The Charter includes much, much more. It ends with this stirring exhortation: "In order to build
a sustainable global community, the nations of the world must renew their commitment to the
United Nations, fulfill their obligations under existing international agreements, and support the
implementation of Earth Charter principles with an international legally binding instrument on
environment and development."

The Charter will soon be making its way to schools, city governments, state legislatures, teachers
organizations, civic groups, professional associations, judges, and law schools. The
aforementioned Global Judges Symposium concluded its summit activities by issuing the so-
called Johannesburg Principles on the Rule of Law and Sustainable Development. "We
recognize," it states, "the importance of ensuring that environmental law and law in the field of
sustainable development feature prominently in academic curricula, legal studies and training at
all levels, in particular among judges and others engaged in the judicial process."

The judicial symposium was sponsored by the United Nations Environmental Program (largely
supported by U.S. tax dollars) and the Environmental Law Institute, one of the principal eco-
activist legal groups supported by U.S. tax-exempt foundations.

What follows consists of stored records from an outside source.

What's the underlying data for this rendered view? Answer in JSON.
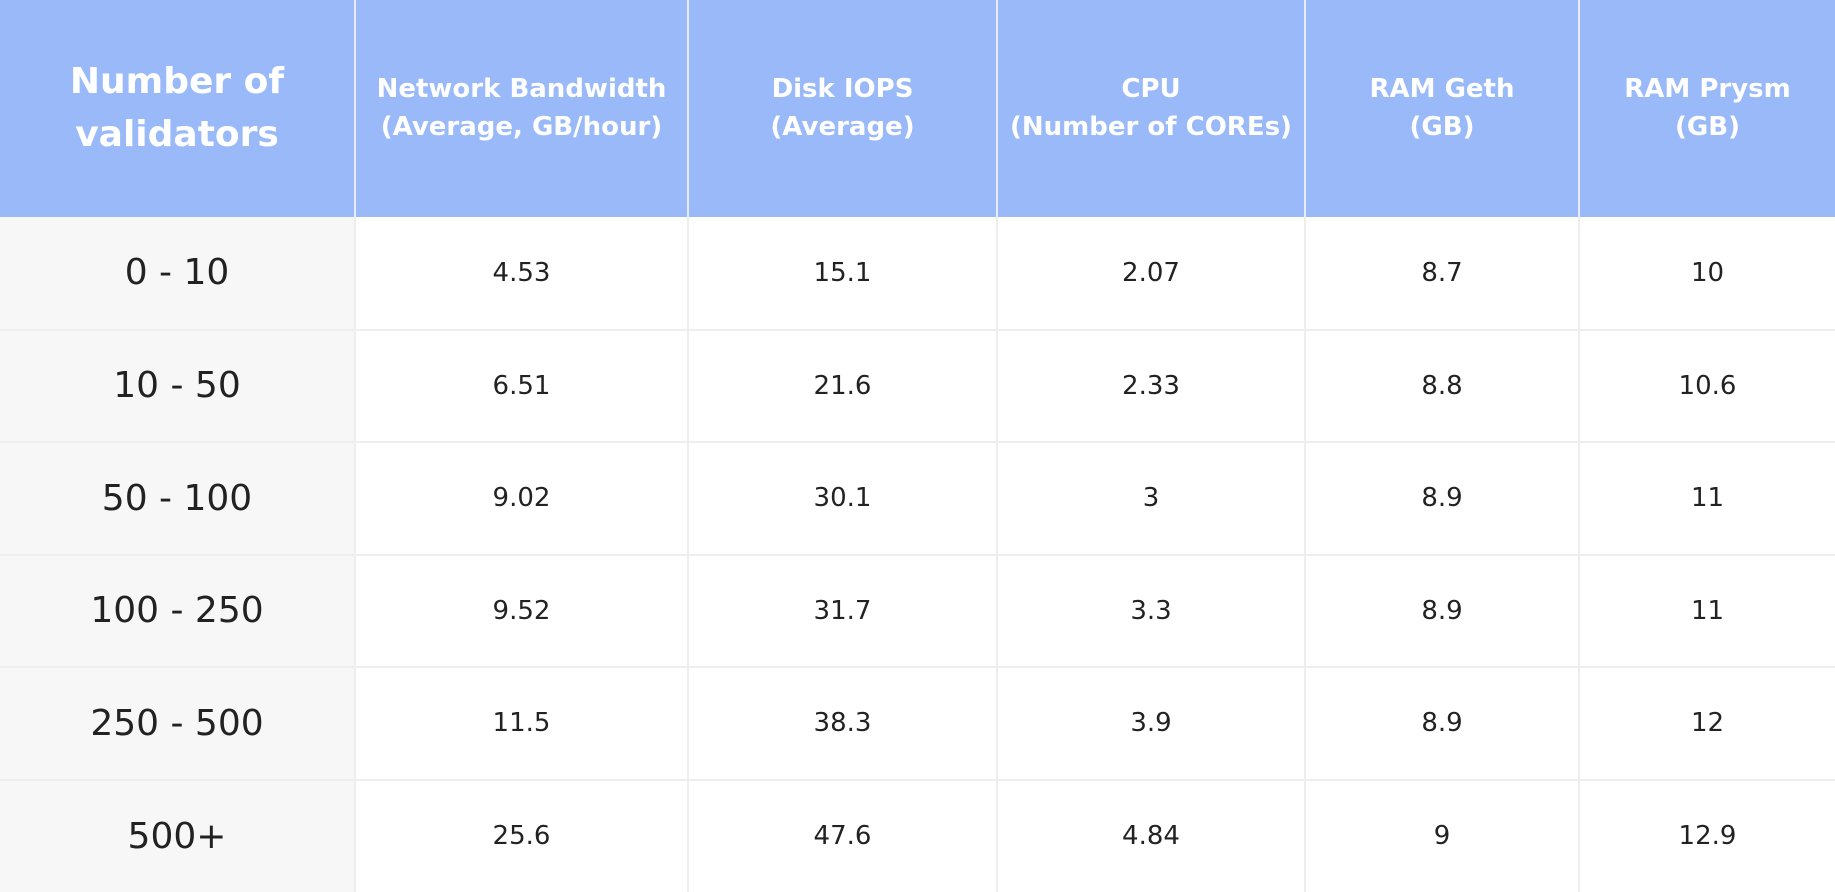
{
  "chart_data": {
    "type": "table",
    "columns": [
      {
        "lines": [
          "Number of",
          "validators"
        ]
      },
      {
        "lines": [
          "Network Bandwidth",
          "(Average, GB/hour)"
        ]
      },
      {
        "lines": [
          "Disk IOPS",
          "(Average)"
        ]
      },
      {
        "lines": [
          "CPU",
          "(Number of COREs)"
        ]
      },
      {
        "lines": [
          "RAM Geth",
          "(GB)"
        ]
      },
      {
        "lines": [
          "RAM Prysm",
          "(GB)"
        ]
      }
    ],
    "rows": [
      [
        "0 - 10",
        "4.53",
        "15.1",
        "2.07",
        "8.7",
        "10"
      ],
      [
        "10 - 50",
        "6.51",
        "21.6",
        "2.33",
        "8.8",
        "10.6"
      ],
      [
        "50 - 100",
        "9.02",
        "30.1",
        "3",
        "8.9",
        "11"
      ],
      [
        "100 - 250",
        "9.52",
        "31.7",
        "3.3",
        "8.9",
        "11"
      ],
      [
        "250 - 500",
        "11.5",
        "38.3",
        "3.9",
        "8.9",
        "12"
      ],
      [
        "500+",
        "25.6",
        "47.6",
        "4.84",
        "9",
        "12.9"
      ]
    ]
  },
  "colors": {
    "header_background": "#99b9f8",
    "header_text": "#ffffff",
    "first_column_background": "#f7f7f7",
    "body_text": "#222222",
    "grid_lines": "#eeeeee"
  }
}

For the amount of time, effort, and money invested in the Earth Charter program over the past
decade, its profile at the recent Johannesburg Earth Summit was remarkably subdued.
Apparently, the plan is to orchestrate a global stealth campaign for the Charter among a
sympathetic core constituency. As the campaign picks up steam, activists will obtain signatures
and public support for this new global ethic from local, state, and national governments, schools,
and organizations — without stirring the suspicions and opposition of churches, pro-life, and
pro-family forces. Once a critical mass of support has been built among students, teachers,
journalists, and public officials, the Charter will appear to be universally accepted and
unstoppable.

Americans can make sure that that scheme does not work by informing themselves and their
friends and neighbors about this blatantly diabolical and blasphemous deception.